Indeed, given what happened a few days ago inBirmingham, AL.

Digital Conventions started using NanoLumens displays as large temporary signs last year. “Our first NanoFlex displays were a hit in areas where we don’t have permanent signage, and they allowed us to sell more services to our clients without massive installation costs,” Crawford says. “That enthusiasm carried forward to the new DS display at Hall D, which was installed in early March and used immediately for the 2013 AIPAC Policy Conference. The organizers used it as an information and overflow video display, so people who were waiting in line to enter the conference could watch the speeches from outside the hall.

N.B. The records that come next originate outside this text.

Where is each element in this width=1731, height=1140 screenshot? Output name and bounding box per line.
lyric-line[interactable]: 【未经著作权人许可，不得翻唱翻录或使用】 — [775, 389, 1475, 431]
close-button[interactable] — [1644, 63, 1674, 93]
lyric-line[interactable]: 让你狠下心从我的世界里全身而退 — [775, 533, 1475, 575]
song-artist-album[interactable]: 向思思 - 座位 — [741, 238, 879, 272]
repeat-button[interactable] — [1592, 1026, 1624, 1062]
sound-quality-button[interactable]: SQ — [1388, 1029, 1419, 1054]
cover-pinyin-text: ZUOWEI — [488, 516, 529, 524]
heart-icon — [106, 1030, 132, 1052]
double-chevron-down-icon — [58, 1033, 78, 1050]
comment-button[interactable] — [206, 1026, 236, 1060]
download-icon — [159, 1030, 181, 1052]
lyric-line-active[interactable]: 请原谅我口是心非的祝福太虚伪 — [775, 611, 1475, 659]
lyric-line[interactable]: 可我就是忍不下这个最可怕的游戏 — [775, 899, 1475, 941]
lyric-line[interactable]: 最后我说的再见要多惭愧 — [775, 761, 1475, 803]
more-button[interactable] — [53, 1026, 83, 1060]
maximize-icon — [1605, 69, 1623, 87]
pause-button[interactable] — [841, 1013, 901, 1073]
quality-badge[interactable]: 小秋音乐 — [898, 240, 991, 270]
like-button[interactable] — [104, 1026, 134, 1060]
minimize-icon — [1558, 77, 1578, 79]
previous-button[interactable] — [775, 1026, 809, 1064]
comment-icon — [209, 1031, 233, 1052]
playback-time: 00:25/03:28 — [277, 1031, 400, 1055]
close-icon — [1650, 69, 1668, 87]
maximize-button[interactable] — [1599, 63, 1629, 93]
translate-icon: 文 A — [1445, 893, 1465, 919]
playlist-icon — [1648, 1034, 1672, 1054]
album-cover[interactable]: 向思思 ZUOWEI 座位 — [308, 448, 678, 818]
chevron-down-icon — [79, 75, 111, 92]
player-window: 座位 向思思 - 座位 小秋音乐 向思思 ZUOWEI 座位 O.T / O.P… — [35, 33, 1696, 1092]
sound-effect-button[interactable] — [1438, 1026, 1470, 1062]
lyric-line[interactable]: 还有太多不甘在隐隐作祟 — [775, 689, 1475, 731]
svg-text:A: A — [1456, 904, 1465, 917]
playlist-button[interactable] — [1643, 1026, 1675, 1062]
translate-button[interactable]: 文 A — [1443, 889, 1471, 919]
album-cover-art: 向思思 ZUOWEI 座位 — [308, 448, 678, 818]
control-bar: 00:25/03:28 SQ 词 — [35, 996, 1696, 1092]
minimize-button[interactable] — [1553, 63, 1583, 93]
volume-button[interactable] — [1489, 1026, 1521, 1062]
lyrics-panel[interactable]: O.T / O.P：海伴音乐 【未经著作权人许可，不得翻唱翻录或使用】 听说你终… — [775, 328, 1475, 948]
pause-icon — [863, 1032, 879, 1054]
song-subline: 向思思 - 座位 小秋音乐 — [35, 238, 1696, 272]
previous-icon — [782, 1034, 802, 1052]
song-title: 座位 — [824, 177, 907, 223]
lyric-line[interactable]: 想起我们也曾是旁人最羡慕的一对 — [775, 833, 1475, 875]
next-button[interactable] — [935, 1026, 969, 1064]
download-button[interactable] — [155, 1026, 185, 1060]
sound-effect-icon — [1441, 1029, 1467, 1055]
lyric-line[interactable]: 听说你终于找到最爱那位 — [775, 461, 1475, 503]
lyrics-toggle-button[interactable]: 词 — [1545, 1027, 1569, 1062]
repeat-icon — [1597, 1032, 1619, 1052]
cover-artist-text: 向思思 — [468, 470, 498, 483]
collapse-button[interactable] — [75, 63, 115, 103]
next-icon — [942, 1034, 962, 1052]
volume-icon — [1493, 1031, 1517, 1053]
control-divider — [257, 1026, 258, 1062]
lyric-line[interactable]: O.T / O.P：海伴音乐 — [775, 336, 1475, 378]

The immediate response when event organizers see the display is ‘How do we get that as part of our display package?’”


The display is nice but what’s interesting is the approach of using digital for marketing at trade shows. If you to trade shows you know giant print banners get hung here, there and everywhere, and would have a sense digital probably made more sense if was something prominent that could be rented.

“I’ve spoken with the people in charge of technology at a few other convention centers, and after a short conversation about our signage programs they all realized this is something they will have to incorporate to stay competitive and relevant,” says Crawford. “We’ve had immediate success with this massive display, selling space to several major conventions in the first month after installation. We had a vision that we knew would increase our bookings, revenues and client satisfaction, and NanoLumens took that vision and made it a real, physical display.”